Pardon visited Kennedy-Kent’s office the same day police found the body of 24-year-old Rachael Anderson. Pardon has been indicted in connection with her death.

Kennedy-Kent says her office helped Pardon get an ID, and she didn’t know of Pardon’s alleged crime until a week later.

Hazing allegations lead to suspended fraternity activities

OXFORD, Ohio (AP) — Allegations of hazing have prompted a council of fraternities at a university in southwest Ohio to stop initiations of new fraternity members and indefinitely suspend most fraternity activities.

A Miami University spokeswoman says six fraternities are under a “cease-and-desist” order imposed by the university or their national organizations and aren’t allowed to initiate new members. The other 18 groups must complete initiations by Friday and then abide by the suspension of new member and social activities.

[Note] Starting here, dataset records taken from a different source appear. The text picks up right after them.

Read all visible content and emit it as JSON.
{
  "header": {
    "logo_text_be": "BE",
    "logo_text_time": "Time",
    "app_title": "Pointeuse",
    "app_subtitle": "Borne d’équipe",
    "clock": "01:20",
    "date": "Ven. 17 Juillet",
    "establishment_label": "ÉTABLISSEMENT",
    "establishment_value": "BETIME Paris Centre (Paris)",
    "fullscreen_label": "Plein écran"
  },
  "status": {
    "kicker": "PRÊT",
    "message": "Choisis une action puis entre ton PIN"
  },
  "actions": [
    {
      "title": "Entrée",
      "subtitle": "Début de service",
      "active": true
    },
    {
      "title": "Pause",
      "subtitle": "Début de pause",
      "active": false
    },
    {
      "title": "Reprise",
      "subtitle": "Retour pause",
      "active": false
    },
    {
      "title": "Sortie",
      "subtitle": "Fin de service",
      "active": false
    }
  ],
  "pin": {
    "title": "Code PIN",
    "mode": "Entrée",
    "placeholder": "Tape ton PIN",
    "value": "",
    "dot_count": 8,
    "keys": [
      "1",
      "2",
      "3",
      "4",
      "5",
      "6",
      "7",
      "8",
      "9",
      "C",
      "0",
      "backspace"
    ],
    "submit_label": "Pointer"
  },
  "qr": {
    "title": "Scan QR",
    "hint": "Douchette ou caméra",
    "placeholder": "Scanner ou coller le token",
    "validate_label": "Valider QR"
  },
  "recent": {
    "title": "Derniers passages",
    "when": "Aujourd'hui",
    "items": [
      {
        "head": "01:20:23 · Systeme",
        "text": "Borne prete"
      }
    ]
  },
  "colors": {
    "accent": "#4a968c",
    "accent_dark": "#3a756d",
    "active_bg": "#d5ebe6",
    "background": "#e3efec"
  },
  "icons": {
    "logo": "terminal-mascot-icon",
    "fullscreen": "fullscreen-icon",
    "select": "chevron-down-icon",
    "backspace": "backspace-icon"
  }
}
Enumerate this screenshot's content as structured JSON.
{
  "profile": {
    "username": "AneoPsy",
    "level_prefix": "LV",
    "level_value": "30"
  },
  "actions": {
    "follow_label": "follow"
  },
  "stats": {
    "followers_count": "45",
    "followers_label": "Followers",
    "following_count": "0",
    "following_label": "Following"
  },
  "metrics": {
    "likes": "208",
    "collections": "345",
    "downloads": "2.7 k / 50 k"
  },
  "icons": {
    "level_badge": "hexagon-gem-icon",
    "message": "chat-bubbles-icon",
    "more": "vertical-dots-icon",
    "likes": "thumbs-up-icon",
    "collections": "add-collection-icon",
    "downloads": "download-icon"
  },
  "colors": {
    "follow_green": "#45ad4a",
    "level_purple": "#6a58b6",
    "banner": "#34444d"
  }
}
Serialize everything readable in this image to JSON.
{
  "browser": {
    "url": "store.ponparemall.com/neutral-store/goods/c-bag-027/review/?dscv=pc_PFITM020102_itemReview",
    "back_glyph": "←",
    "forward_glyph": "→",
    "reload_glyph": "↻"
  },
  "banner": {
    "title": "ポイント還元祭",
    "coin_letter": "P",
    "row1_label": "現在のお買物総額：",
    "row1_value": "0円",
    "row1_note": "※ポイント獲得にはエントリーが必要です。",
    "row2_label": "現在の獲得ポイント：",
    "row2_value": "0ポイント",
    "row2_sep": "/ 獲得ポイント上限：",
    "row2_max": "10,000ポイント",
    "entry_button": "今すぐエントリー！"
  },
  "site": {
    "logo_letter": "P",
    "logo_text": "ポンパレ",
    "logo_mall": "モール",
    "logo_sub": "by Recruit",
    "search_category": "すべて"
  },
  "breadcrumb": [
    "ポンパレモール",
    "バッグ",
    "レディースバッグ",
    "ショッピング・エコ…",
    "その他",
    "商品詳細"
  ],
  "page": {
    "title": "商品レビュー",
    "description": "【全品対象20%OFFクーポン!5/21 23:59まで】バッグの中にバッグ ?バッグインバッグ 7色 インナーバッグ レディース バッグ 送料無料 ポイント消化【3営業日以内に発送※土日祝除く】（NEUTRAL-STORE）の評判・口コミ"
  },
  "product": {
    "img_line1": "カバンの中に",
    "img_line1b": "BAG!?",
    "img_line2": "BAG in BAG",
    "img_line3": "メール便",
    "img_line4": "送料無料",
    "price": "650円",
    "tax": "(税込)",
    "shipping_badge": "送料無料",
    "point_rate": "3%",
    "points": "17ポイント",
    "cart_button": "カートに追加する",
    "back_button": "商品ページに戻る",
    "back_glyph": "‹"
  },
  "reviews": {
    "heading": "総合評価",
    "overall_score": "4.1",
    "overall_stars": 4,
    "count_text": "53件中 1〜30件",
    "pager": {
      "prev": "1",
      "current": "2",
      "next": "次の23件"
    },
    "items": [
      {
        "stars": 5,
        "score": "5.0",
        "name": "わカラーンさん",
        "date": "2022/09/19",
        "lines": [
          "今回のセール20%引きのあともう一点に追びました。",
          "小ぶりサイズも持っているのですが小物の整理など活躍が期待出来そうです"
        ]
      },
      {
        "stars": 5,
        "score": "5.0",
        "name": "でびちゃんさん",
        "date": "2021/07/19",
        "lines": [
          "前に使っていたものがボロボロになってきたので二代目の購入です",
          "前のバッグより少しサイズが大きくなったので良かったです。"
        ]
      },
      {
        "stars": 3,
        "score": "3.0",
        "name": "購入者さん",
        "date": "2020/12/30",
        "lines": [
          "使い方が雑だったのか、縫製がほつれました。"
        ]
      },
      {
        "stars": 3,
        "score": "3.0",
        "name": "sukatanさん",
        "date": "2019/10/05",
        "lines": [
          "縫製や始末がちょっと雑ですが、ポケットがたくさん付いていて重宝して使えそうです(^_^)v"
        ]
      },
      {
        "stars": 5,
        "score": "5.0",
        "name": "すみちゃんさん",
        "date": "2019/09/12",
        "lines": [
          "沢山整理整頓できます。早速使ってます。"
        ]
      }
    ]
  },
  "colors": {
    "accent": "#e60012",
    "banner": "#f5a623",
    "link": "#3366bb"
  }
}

Miami President Gregory Crawford in a statement this week that the university has shared multiple reports of misconduct linked with Oxford police, noting hazing is a criminal act.

Crawford said the university is “determined to hold the responsible organizations and individuals accountable.”

No details have been released on what the allegations of hazing entail.

Bill aims at sex solicitation to help curb opioid epidemic

COLUMBUS, Ohio (AP) — A bipartisan bill intended to help curb the state’s opioid epidemic by increasing penalties for soliciting prostitutes has been introduced in the Ohio House of Representatives.

Democratic Rep. Adam Miller and Republican Rep. Jim Hughes introduced the bill that would increase the penalty for solicitation from a third-degree to a first-degree misdemeanor. Potential jail time would increase from 60 to 180 days.

The Columbus Dispatch reports Democrat Sen. Enda Brown and Republican Sen. Stephanie Kunze plan to sponsor a sister bill that would increase the potential fine for so-called “johns” from $500 to $2,500.

Brown says drug abuse leaves people vulnerable and susceptible to fueling their addiction any way they can. She says that’s resulted in a rise in prostitution among women suffering from addiction.